Shanghai has been designated as China's comprehensive international financial center in successive State Council documents since 2009. Its functional core is Lujiazui in the Pudong New Area, the country's only national-level development zone explicitly designated for finance and trade. The district hosts the Shanghai Stock Exchange, the Shanghai Futures Exchange, the China Foreign Exchange Trade System, and the Shanghai Gold Exchange, alongside a critical mass of domestic and foreign banks, insurers, and asset managers.
A defining institutional innovation has been the China (Shanghai) Pilot Free Trade Zone, established in September 2013 and progressively expanded. The zone has piloted a Free Trade Account system for separated cross-border transactions, easier renminbi capital-account convertibility for qualifying entities, and a negative-list approach to foreign investment—providing a controlled environment for reforms that have subsequently been generalized nationally.

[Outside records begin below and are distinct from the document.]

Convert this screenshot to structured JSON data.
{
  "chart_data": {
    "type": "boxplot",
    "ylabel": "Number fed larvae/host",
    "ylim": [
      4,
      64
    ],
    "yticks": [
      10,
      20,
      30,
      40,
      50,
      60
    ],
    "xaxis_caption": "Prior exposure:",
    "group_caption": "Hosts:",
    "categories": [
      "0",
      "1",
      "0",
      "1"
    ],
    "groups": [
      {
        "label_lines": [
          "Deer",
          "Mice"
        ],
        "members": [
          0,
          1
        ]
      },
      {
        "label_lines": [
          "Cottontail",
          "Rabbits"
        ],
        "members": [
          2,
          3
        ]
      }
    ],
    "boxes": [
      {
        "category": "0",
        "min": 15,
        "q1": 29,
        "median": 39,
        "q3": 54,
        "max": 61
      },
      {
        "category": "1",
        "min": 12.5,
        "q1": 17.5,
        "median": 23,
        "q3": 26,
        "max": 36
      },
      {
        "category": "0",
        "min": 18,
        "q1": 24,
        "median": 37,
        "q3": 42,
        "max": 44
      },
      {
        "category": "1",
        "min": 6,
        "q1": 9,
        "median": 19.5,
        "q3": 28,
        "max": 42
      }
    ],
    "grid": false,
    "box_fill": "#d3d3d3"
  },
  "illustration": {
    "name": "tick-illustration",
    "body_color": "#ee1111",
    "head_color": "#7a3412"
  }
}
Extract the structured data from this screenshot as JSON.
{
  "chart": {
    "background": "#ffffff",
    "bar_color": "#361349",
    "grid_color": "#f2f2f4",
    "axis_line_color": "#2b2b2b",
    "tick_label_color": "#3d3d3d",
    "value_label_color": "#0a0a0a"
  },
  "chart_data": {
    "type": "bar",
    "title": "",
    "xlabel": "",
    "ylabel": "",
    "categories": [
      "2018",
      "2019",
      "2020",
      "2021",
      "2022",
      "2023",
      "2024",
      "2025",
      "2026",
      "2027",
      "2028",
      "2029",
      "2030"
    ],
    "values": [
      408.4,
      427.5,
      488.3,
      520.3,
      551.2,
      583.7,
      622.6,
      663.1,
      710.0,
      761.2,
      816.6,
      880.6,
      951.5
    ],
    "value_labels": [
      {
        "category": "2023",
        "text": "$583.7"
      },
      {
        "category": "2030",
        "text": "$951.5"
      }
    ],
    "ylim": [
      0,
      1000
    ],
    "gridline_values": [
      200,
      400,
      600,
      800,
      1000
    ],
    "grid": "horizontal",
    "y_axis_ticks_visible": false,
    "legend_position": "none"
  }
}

International connectivity infrastructure includes the Shanghai–Hong Kong Stock Connect (2014), the Shanghai–London Stock Connect (2019), and the STAR Market science and technology innovation board introduced by the Shanghai Stock Exchange in 2019. In the most recent Global Financial Centres Index, Shanghai ranks within the global top ten, and is the second-ranked Asian center among mainland cities by overall network connectivity.